The four main devices (symbols) in the Hatfield blazon are the cinquefoil, cross crosslet, chevron and lion. The three main tinctures (colors) are ermine, gules and sable .
Ermine is a very ancient pattern, and distinctive to observe. It was borne alone by John de Monfort, the Earl of Richmond and Duke of Brittany in the late 14th century 1 It has a long association with royalty and the nobility in general and hence represents “Dignity” wherever it is found 2. The ermine pattern is white with, typically, a three dots and a dart grouping representing the tail of the furred creature.3. The ermine spot is sometimes found alone as a special charge on the shield.
The bold red colour on a heraldic shield is known as gules. It has a long history within heraldry, it is known that one of those who besieged the scottish castle of Carlaverock in 1300 was the French knight Euremions de la Brette who had as his arms a simple red shield.4. The word gules is thought to come from the Arabic gule, or “red rose” 5. Later writers associated it with the precious stone ruby and the metal iron 6, perhaps because of the red glow of iron in the heat of the blacksmith’s forge.
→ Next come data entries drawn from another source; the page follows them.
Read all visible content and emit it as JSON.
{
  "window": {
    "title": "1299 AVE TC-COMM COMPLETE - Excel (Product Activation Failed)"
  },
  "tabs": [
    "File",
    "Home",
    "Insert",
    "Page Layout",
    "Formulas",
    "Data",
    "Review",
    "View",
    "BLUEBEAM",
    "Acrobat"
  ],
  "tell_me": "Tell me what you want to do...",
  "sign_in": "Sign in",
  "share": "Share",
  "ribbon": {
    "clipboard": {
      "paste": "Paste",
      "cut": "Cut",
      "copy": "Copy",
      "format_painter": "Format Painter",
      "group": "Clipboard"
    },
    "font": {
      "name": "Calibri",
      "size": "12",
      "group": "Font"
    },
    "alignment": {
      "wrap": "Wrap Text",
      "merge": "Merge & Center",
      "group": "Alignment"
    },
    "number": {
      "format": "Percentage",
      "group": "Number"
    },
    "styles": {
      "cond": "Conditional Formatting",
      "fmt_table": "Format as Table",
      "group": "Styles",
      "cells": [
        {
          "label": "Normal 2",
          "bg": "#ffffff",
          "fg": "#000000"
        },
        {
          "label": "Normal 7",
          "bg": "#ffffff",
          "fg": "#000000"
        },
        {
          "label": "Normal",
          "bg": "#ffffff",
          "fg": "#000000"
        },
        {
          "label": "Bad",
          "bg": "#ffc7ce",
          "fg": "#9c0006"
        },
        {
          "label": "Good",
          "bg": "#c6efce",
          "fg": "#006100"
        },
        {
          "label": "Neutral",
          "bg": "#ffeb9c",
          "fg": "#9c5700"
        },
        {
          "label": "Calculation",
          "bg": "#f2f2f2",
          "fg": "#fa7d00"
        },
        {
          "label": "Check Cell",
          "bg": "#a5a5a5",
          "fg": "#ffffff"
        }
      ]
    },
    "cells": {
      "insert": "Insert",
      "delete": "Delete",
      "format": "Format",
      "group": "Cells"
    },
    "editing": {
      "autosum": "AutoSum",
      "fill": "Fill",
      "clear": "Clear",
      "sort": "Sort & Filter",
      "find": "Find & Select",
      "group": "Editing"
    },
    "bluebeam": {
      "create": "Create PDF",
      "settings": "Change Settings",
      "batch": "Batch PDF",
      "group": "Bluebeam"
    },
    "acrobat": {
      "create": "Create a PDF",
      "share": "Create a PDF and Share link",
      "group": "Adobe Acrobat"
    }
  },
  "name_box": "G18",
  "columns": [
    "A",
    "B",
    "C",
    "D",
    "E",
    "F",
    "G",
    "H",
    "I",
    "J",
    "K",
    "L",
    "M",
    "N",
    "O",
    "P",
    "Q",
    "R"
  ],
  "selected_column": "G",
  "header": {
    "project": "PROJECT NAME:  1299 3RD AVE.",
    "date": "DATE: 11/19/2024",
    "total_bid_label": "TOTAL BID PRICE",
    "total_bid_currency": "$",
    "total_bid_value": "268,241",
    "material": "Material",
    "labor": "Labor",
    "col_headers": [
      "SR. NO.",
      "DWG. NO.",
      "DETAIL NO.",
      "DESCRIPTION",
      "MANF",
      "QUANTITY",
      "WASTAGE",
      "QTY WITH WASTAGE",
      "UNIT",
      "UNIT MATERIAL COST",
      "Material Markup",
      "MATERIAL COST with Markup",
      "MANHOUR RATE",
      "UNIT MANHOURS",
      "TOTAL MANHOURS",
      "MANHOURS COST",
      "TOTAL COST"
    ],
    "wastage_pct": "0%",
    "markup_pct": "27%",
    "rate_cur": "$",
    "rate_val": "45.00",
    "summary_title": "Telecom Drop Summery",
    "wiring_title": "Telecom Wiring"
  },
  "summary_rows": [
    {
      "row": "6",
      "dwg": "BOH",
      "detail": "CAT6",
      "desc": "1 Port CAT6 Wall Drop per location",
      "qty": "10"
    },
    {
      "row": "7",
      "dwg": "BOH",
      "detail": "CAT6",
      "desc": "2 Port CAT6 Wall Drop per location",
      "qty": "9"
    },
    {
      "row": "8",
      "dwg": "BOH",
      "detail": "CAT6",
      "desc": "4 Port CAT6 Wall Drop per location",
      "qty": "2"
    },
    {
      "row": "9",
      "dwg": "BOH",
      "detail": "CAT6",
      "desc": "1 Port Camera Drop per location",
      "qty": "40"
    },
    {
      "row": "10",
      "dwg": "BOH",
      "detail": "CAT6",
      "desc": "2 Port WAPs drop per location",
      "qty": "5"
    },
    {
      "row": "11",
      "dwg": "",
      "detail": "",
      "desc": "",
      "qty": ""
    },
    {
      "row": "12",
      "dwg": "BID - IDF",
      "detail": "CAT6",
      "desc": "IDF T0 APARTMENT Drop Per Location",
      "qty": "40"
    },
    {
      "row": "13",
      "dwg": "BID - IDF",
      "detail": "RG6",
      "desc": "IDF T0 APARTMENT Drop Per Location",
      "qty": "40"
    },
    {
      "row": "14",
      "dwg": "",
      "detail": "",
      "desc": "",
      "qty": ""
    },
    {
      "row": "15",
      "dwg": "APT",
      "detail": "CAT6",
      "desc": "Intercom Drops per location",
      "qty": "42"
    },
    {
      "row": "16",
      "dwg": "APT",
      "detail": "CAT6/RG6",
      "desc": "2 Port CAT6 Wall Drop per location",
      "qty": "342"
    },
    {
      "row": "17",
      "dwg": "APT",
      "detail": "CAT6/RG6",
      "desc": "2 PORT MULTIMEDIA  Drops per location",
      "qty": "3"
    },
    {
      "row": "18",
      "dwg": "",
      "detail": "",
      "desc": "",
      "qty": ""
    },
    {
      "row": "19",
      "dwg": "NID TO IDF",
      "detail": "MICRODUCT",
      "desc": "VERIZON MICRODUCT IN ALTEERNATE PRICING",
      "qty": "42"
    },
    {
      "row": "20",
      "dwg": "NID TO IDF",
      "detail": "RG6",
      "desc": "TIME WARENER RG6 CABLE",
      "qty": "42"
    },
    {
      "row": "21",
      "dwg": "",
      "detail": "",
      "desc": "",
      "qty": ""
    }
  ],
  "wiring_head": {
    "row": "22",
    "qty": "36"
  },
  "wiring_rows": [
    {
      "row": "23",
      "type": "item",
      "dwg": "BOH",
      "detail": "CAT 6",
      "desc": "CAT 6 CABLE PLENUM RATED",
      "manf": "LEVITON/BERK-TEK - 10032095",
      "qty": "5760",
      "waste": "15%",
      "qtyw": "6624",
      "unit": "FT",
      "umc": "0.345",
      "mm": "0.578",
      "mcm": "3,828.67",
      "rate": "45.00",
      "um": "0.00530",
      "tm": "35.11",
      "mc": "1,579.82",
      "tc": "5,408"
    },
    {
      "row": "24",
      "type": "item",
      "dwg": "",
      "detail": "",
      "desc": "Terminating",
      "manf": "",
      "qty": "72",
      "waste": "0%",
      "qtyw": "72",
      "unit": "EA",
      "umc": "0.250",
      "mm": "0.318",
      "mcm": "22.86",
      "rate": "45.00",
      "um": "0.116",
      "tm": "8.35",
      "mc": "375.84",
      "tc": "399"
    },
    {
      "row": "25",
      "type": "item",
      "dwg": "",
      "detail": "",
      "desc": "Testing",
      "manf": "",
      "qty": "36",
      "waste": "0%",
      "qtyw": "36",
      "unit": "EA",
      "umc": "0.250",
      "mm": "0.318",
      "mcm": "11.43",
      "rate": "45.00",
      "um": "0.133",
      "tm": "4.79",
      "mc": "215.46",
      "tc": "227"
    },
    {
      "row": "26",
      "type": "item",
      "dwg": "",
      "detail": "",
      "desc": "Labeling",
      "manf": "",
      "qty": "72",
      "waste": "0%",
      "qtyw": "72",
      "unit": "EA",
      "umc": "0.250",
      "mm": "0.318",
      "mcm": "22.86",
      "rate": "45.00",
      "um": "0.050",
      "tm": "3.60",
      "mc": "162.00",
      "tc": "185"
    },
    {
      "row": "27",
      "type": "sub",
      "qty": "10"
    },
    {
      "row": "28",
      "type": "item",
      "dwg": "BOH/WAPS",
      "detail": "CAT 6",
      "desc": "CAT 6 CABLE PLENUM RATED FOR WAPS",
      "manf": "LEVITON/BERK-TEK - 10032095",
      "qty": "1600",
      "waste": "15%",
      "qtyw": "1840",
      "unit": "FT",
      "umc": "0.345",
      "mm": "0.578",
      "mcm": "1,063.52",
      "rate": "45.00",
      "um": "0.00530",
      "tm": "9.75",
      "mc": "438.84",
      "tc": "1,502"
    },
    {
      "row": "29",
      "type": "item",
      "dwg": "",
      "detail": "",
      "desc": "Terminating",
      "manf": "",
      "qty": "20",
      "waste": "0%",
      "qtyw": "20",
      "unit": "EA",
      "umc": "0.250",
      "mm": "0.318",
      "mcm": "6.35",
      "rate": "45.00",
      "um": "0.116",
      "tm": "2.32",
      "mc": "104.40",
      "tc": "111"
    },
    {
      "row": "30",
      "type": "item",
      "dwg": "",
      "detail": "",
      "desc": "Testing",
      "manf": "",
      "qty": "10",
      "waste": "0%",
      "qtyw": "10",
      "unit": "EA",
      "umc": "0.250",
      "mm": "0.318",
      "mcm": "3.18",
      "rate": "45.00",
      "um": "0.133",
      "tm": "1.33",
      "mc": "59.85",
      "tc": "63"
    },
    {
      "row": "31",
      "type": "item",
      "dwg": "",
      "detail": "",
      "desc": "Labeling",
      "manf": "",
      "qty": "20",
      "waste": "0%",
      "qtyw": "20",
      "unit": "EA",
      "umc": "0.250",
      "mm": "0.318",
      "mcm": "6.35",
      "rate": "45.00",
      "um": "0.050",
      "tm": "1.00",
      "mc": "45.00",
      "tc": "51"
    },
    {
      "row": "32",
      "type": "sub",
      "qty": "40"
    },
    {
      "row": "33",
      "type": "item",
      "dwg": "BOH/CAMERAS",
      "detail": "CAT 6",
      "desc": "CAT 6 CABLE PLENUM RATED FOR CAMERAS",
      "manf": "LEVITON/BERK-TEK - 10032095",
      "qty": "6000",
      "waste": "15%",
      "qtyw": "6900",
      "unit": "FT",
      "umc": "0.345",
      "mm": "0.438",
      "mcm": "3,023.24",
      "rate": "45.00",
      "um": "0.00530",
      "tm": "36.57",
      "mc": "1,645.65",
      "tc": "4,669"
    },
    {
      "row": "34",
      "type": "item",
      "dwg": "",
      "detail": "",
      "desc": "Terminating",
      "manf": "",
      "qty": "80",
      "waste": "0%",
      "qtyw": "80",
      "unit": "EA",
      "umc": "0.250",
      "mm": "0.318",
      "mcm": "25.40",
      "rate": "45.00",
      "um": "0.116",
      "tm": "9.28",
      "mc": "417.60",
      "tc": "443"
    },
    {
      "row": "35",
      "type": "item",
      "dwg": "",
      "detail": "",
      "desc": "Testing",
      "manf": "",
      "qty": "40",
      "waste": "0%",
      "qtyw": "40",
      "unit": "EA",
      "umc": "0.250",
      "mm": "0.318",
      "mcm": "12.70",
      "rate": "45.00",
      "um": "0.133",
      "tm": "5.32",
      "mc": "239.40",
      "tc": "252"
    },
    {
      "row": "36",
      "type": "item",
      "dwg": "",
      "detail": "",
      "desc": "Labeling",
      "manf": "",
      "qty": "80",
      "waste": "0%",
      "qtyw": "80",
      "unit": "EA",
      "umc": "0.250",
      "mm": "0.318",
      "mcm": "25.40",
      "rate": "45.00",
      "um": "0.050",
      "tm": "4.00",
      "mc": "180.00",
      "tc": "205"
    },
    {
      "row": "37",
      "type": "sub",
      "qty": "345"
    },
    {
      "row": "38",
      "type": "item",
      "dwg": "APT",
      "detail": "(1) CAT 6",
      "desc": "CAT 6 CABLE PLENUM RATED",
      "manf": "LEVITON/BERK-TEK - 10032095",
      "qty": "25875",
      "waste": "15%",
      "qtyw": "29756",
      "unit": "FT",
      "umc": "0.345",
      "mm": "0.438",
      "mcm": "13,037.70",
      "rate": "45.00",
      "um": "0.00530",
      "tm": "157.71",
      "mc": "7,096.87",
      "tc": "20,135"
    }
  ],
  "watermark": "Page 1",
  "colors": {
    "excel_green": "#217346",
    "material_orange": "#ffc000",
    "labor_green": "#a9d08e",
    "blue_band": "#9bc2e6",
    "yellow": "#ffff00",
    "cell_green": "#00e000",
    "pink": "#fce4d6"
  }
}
Sable, the deep black so often found in Heraldry is believed to named from an animal of the marten family know in the middle ages as a Sabellinœ and noted for its very black fur 7. In engravings, when colors cannot be shown it is represented as closely spaced horizontal and vertical lines, and appropriately is thus the darkest form of hatching, as this method is known 8. Although it may seem a sombre tone, and does indeed sometimes denote grief, it is more commonly said to represent Constancy 9.
Natural objects abound in heraldry, and one category that gives especial delight are the many flowers and flowering plants that frequently occur 10. The cinquefoil is also of this type, being drawn, at least a little, realistically and often to very pleasing effect. It is shown as five-petalled flower, each petal quite rounded but with a distinct tip. It is sometimes pierced with a hole in the centre and usually appears on its own, without any leaves. 11 It has no fixed colour but can appear in any of the available heraldic tinctures.
No other symbol appearing in heraldry is subject to as much variation as the cross 12. Mediaeval Europe was a deeply religious and Christian and many of the nobility wanted to show their devotion by adopting the symbol of the cross as part of the arms. Since no two arms could be identical there arose many variants of the cross. The cross crosslet is one of these, being symetrical both vertically and horizontally and having an additional cross bar on each arm. 13 Wade suggests that these additional crossing signify “the fourfold mystery of the Cross”. 14
The chevron is one the major shapes used upon a shield, known as ordinaries. The inverted ‘V’ of the chevron is perhaps thought to have originated to represent a military scarf folded on the shield 15, or additional cross-pieces used to strengthen the shield and painted a different colour.16. It has also acquired the meaning of “Protection… granted… to one who has achieved some notable enterprise” 17, possibly becuase of its resemblance to the roof truss of a house.